Évidemment, ces parasites ne feront rien pour changer la situation. Au lieu d’opérer la STM en fonction des besoins de la population, les membres de l’exécutif ont bien fait connaître leurs intentions : gérer le système de transports comme une entreprise privée, basée sur la maximisation des profits. Les employé-e-s des transports savent mieux que quiconque ce qu’il faut faire pour améliorer le système dans son ensemble de même que son accessibilité. Si les managers actuels se révèlent incapables de remplir cette mission, il incombe alors aux travailleurs-euses, démocratiquement élu-e-s par leurs pairs, de prendre le relais afin de réaliser les réformes qui s’imposent pour rendre le service efficace et accessible à tous. Seul un système de transports publics directement contrôlé par les travailleurs-euses peut à la fois garantir la protection des emplois syndiqués et l’amélioration de la qualité du service.

Le capitalisme pénètre maintenant dans toutes les sphères de la vie, menaçant les services publics de privatisation. Cela ne vise pas uniquement la STM, mais tous les secteurs comme l’éducation et les soins de santé. Au lieu de payer grassement des gestionnaires pour occuper des sinécures à la STM, ces sommes pourraient servir à diminuer les tarifs et engager plus de personnel. Loin de diminuer les services, il faut au contraire réinvestir massivement dans les transports publics, et ce dans l’objectif d’étendre le service à de nouvelles zones, d’en améliorer la qualité, l’accessibilité, tout en visant la gratuité.
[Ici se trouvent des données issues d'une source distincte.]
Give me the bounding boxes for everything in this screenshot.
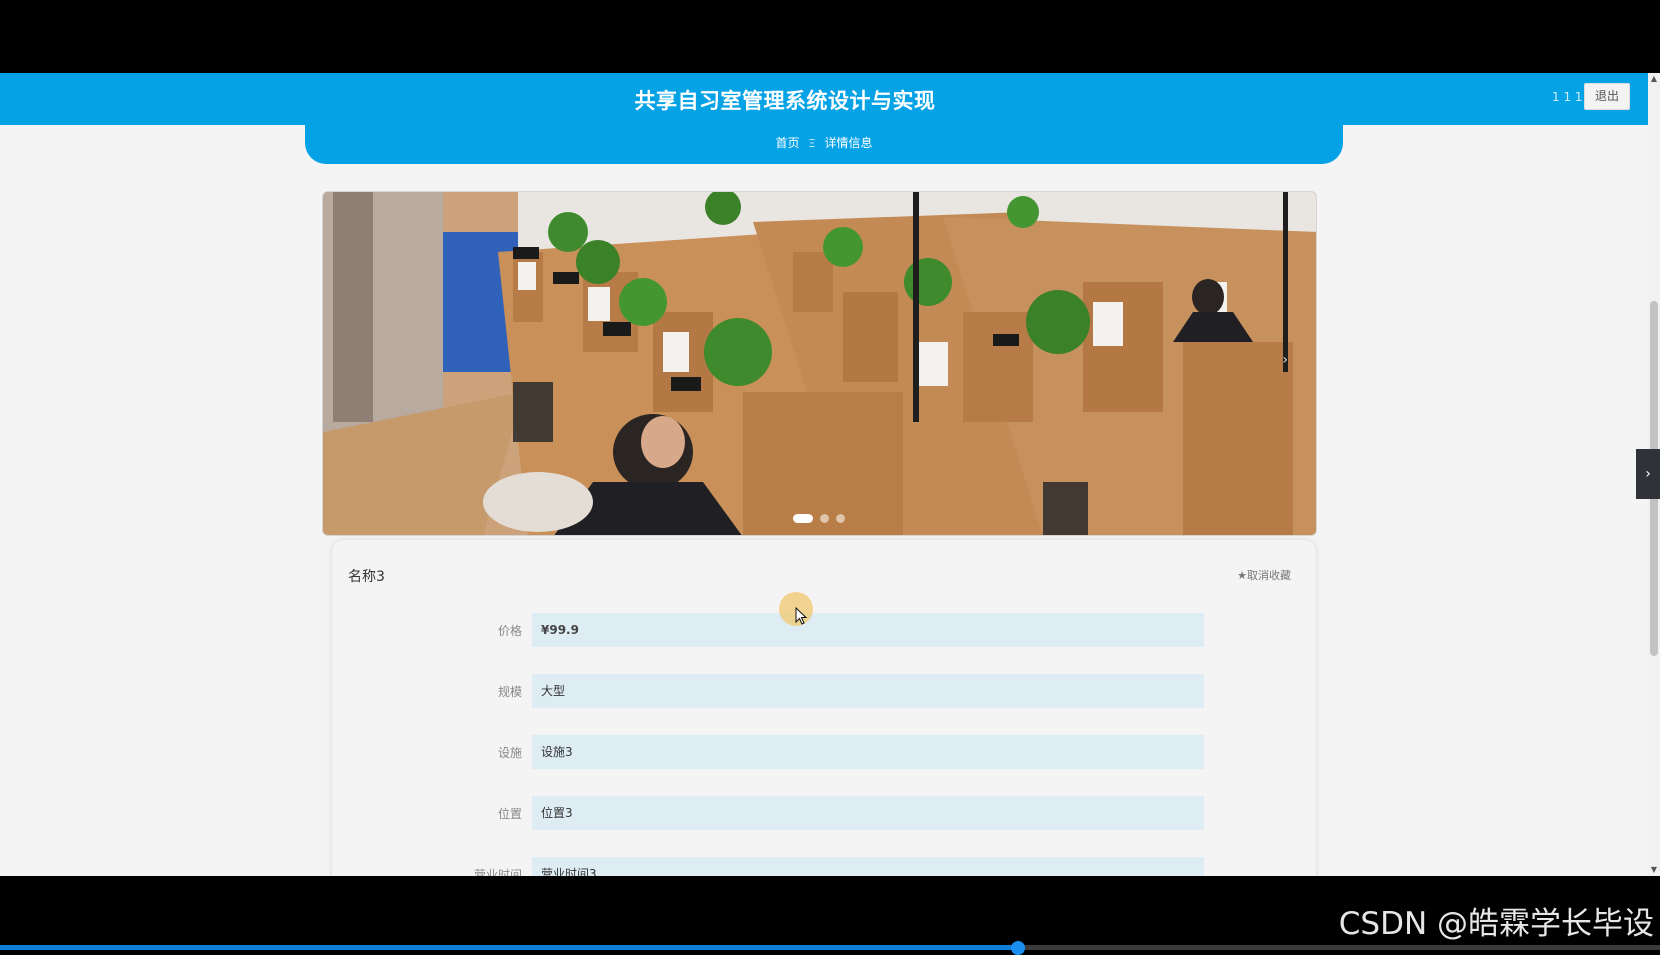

Les détracteurs de la gratuité des transports opposent toujours l’argument des pertes financières. D’un strict point de vue capitaliste, ils ont raison, puisque leur seul motif est le profit. D’une perspective socialiste, à l’inverse, l’impératif du profit étant écarté, les gains de productivité découlant d’un service efficace et gratuit seront immenses. Les travailleurs-euses ont besoin de se déplacer pour se rendre à leur travail. C’est une réalité de la vie. Combler ce besoin grâce à un système de transport en commun efficace et gratuit constitue une nécessité économique vitale qui est du rôle de la société dans son ensemble. Le culte individuel de la voiture, savamment entretenu par les grands constructeurs automobiles et l’industrie pétrolière, a dépassé son heure. Le gaspillage des ressources qu’il engendre, les dommages à l’environnement qu’il provoque, en font un moyen de transport que l’on peut raisonnablement qualifier d’inefficace.

Aux yeux d’un nombre croissant de travailleurs-euses et d’une large section de la jeunesse, l’existence d’un système de transport gratuit, accessible et de qualité apparaît de plus en plus incompatible avec le fonctionnement même du capitalisme. Et ils ont raison! Dans une société socialiste, il sera possible de d’établir un vaste plan de transports publics qui prendra en compte les besoins réels de la population tout en protégeant l’environnement.